MA: And this hotel was called the World Hotel?

GY: The first hotel my folks owned was the World Hotel.

MA: And that was, you said, right downtown?

GY: Uh-huh.

MA: Where all the other Japanese businesses were?

GY: Yeah, right now the District 81 school headquarters. And then the second hotel we owned was the Logan Hotel. And from what everybody tells me, Logan was known throughout the country for a lot of the guys that stopped in Spokane, they stayed at the Logan.

MA: Oh, I wonder why, why it was so popular.

GY: Well, I think it was right off the railroad, and the railroad used to be one of the busiest things in Spokane, railroad. And it provided people going through, they were called transients. But those transients also had a few dollars in their pockets. They, I remember when we lived in the small house, these transients would come by and say, knock on the door and says, "Can I chop wood for you or clean your yard for a meal?" And these were those transients.

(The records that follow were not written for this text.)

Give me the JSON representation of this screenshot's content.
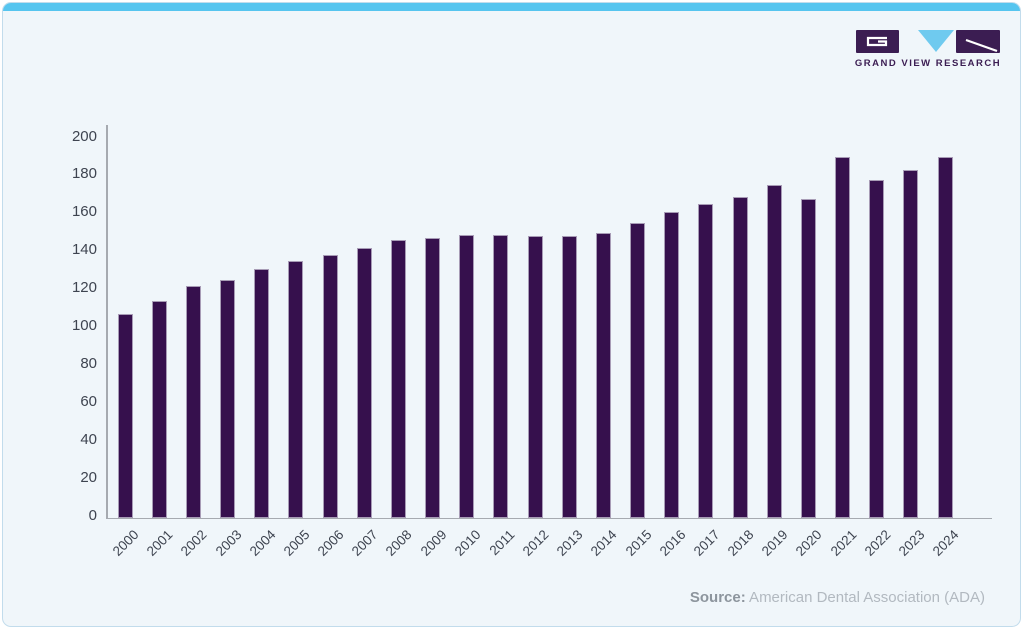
{
  "card": {
    "background": "#f0f6fa",
    "border_color": "#c2dcec",
    "topbar_color": "#56c5ef"
  },
  "logo": {
    "wordmark": "GRAND VIEW RESEARCH",
    "block_color": "#3b1d52",
    "triangle_color": "#6fcaef",
    "glyph_color": "#ffffff"
  },
  "chart_data": {
    "type": "bar",
    "categories": [
      "2000",
      "2001",
      "2002",
      "2003",
      "2004",
      "2005",
      "2006",
      "2007",
      "2008",
      "2009",
      "2010",
      "2011",
      "2012",
      "2013",
      "2014",
      "2015",
      "2016",
      "2017",
      "2018",
      "2019",
      "2020",
      "2021",
      "2022",
      "2023",
      "2024"
    ],
    "values": [
      106,
      113,
      121,
      124,
      130,
      134,
      137,
      141,
      145,
      146,
      148,
      148,
      147,
      147,
      149,
      154,
      160,
      164,
      168,
      174,
      167,
      189,
      177,
      182,
      189
    ],
    "ylim": [
      0,
      200
    ],
    "ytick_step": 20,
    "ytick_labels": [
      "200",
      "180",
      "160",
      "140",
      "120",
      "100",
      "80",
      "60",
      "40",
      "20",
      "0"
    ],
    "grid": false,
    "legend_position": "none",
    "bar_color": "#36104d",
    "bar_stroke_color": "#a89cb6",
    "axis_color": "#a6aab0",
    "tick_label_color": "#3e4450"
  },
  "source": {
    "label": "Source:",
    "text": " American Dental Association (ADA)",
    "label_color": "#8d959d",
    "text_color": "#b2b9c0"
  }
}
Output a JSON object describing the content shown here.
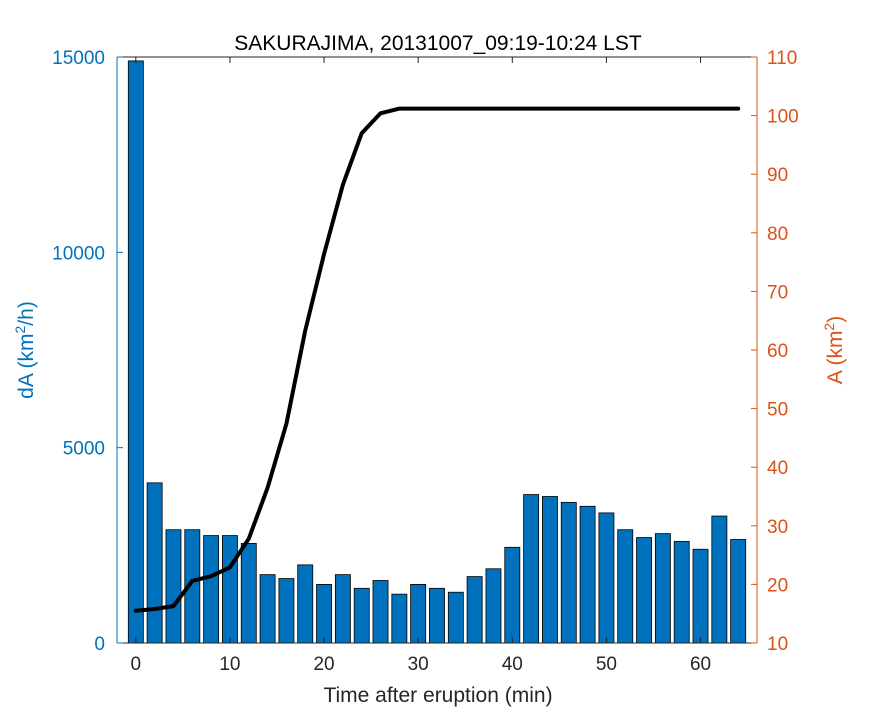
{
  "chart_data": {
    "type": "bar+line",
    "title": "SAKURAJIMA, 20131007_09:19-10:24 LST",
    "xlabel": "Time after eruption (min)",
    "ylabel_left": {
      "base": "dA (km",
      "sup": "2",
      "tail": "/h)"
    },
    "ylabel_right": {
      "base": "A (km",
      "sup": "2",
      "tail": ")"
    },
    "xlim": [
      -2,
      66
    ],
    "ylim_left": [
      0,
      15000
    ],
    "ylim_right": [
      10,
      110
    ],
    "x_ticks": [
      "0",
      "10",
      "20",
      "30",
      "40",
      "50",
      "60"
    ],
    "y_left_ticks": [
      "0",
      "5000",
      "10000",
      "15000"
    ],
    "y_right_ticks": [
      "10",
      "20",
      "30",
      "40",
      "50",
      "60",
      "70",
      "80",
      "90",
      "100",
      "110"
    ],
    "colors": {
      "left_axis": "#0072BD",
      "right_axis": "#D95319",
      "bars": "#0072BD",
      "line": "#000000"
    },
    "grid": false,
    "bars": {
      "x": [
        0,
        2,
        4,
        6,
        8,
        10,
        12,
        14,
        16,
        18,
        20,
        22,
        24,
        26,
        28,
        30,
        32,
        34,
        36,
        38,
        40,
        42,
        44,
        46,
        48,
        50,
        52,
        54,
        56,
        58,
        60,
        62,
        64
      ],
      "values": [
        14900,
        4100,
        2900,
        2900,
        2750,
        2750,
        2550,
        1750,
        1650,
        2000,
        1500,
        1750,
        1400,
        1600,
        1250,
        1500,
        1400,
        1300,
        1700,
        1900,
        2450,
        3800,
        3750,
        3600,
        3500,
        3330,
        2900,
        2700,
        2800,
        2600,
        2400,
        3250,
        2650
      ]
    },
    "line": {
      "x": [
        0,
        2,
        4,
        6,
        8,
        10,
        12,
        14,
        16,
        18,
        20,
        22,
        24,
        26,
        28,
        30,
        32,
        34,
        36,
        38,
        40,
        42,
        44,
        46,
        48,
        50,
        52,
        54,
        56,
        58,
        60,
        62,
        64
      ],
      "values": [
        15.5,
        15.8,
        16.3,
        20.6,
        21.4,
        22.9,
        27.8,
        36.5,
        47.4,
        63.3,
        76.4,
        88.2,
        97.0,
        100.4,
        101.2,
        101.2,
        101.2,
        101.2,
        101.2,
        101.2,
        101.2,
        101.2,
        101.2,
        101.2,
        101.2,
        101.2,
        101.2,
        101.2,
        101.2,
        101.2,
        101.2,
        101.2,
        101.2
      ]
    }
  }
}
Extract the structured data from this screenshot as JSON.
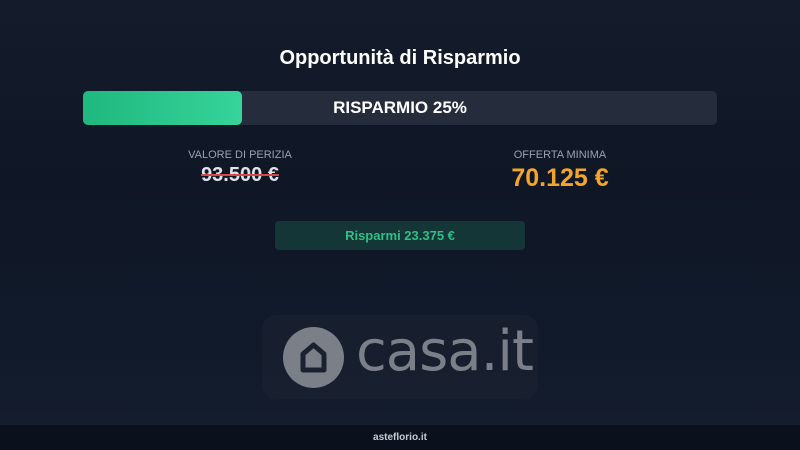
{
  "title": "Opportunità di Risparmio",
  "progress": {
    "label": "RISPARMIO 25%",
    "percent": 25,
    "color": "#2ecc8f"
  },
  "appraisal": {
    "label": "VALORE DI PERIZIA",
    "value": "93.500 €"
  },
  "minimum_offer": {
    "label": "OFFERTA MINIMA",
    "value": "70.125 €",
    "color": "#f2a52a"
  },
  "savings": {
    "label": "Risparmi 23.375 €"
  },
  "logo": {
    "text": "casa.it",
    "icon": "house-icon"
  },
  "footer": {
    "text": "asteflorio.it"
  }
}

I think for the most part, they were trustworthy and loyal. That type of society then, of course, the doors were always unlocked in that period, we went to sleep without locking the door, and it was that, that time of, the period that time that we felt reasonably safe.

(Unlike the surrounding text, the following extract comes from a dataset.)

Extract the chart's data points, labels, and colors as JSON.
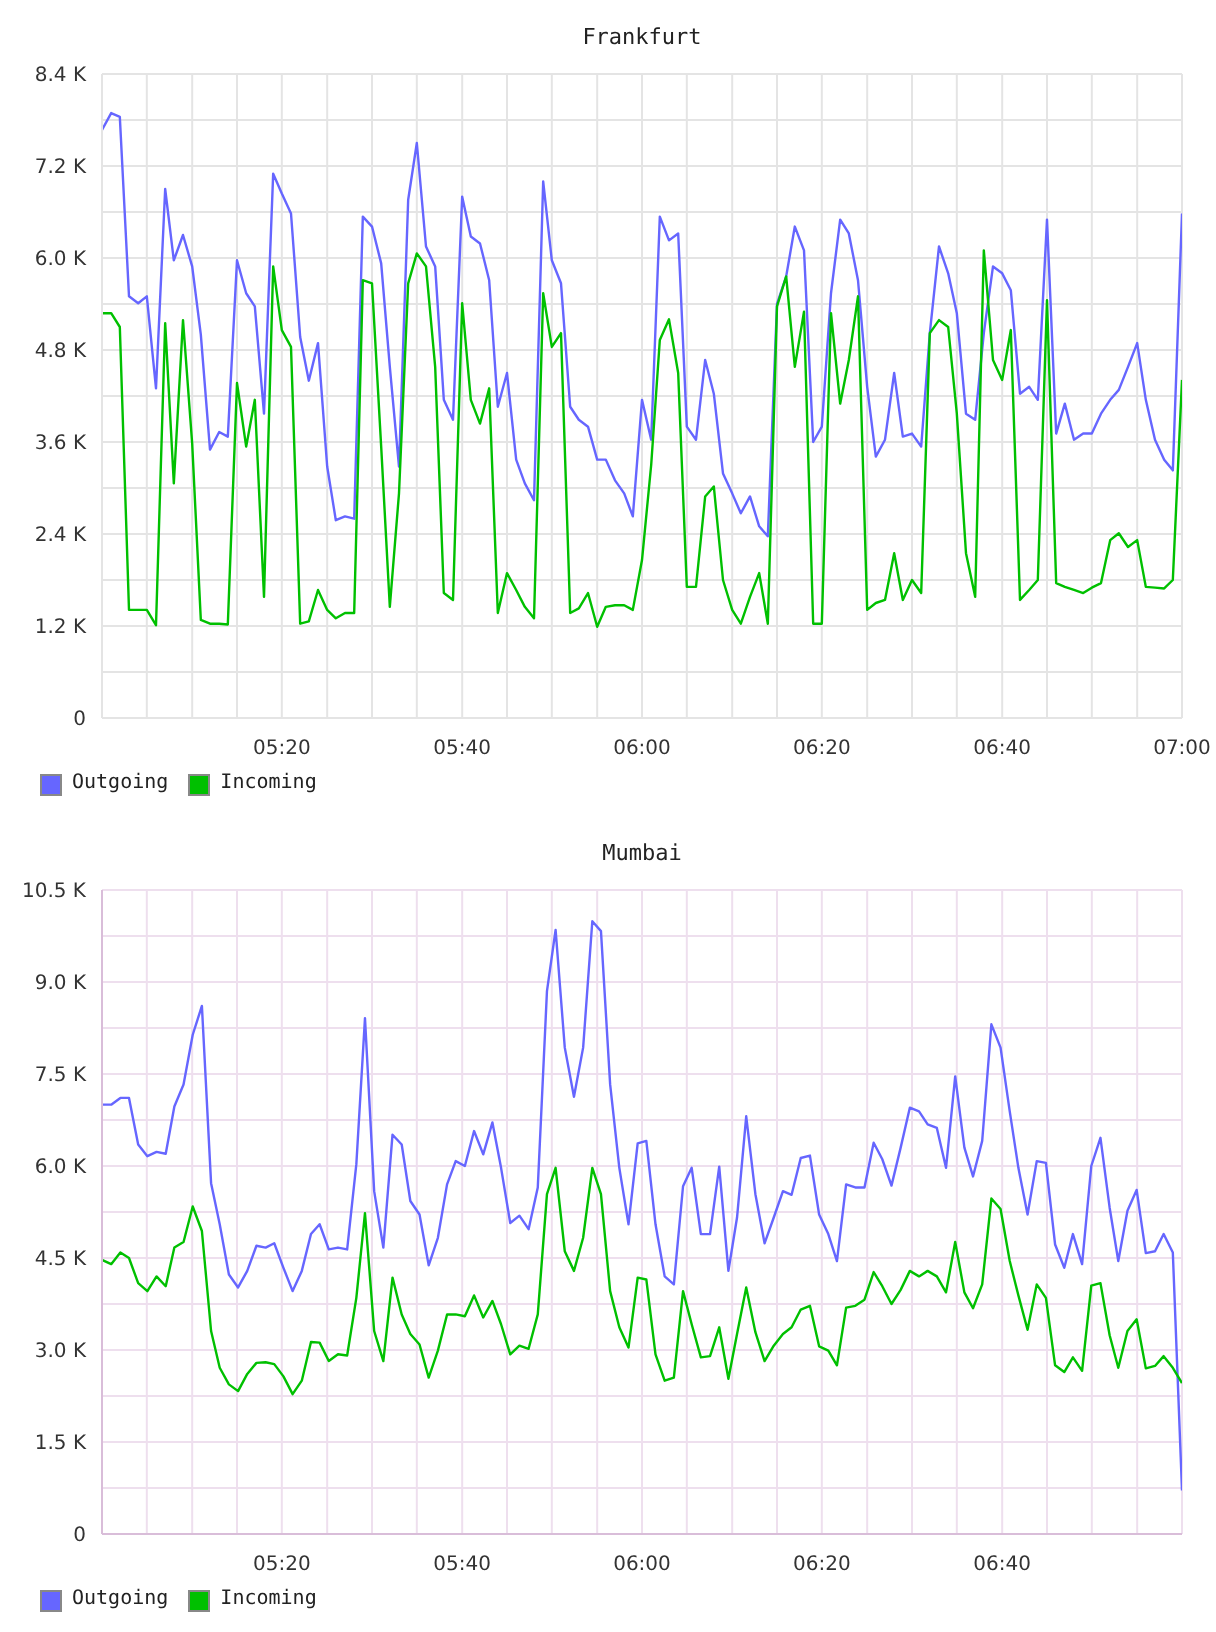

MA: Can you describe, I guess, the neighborhood around there, around your hotel, around where you grew up? What was that like, that neighborhood?

GY: Well, we lived right over Garney's Tavern. We had to go through Garney's Tavern to get to the basement to stoke the fire to build the steam to heat the hotel and the hot water, and there was a huge boiler, huge fire box. And I used to remember I had to feed it coal, huge chunks of coal to bank it so it would stay hot throughout the night to make hot water and heat.

MA: How long did that usually take, to heat the water?

GY: The heat? I'm not sure now. We put the coal in there, I think it, you could hear the banging away of the pipes. The banging away of the pipes is due to the fact that there was a vacuum created in the pipe. It wasn't a continuous stream of water, and whenever the heat came up, you could hear the pipes banging away, I mean a large bang. I don't know quite how you explain banging, but a lot of noise emanated from those pipes. And it didn't bother us, we were young, so you know, noise didn't bother us, I guess.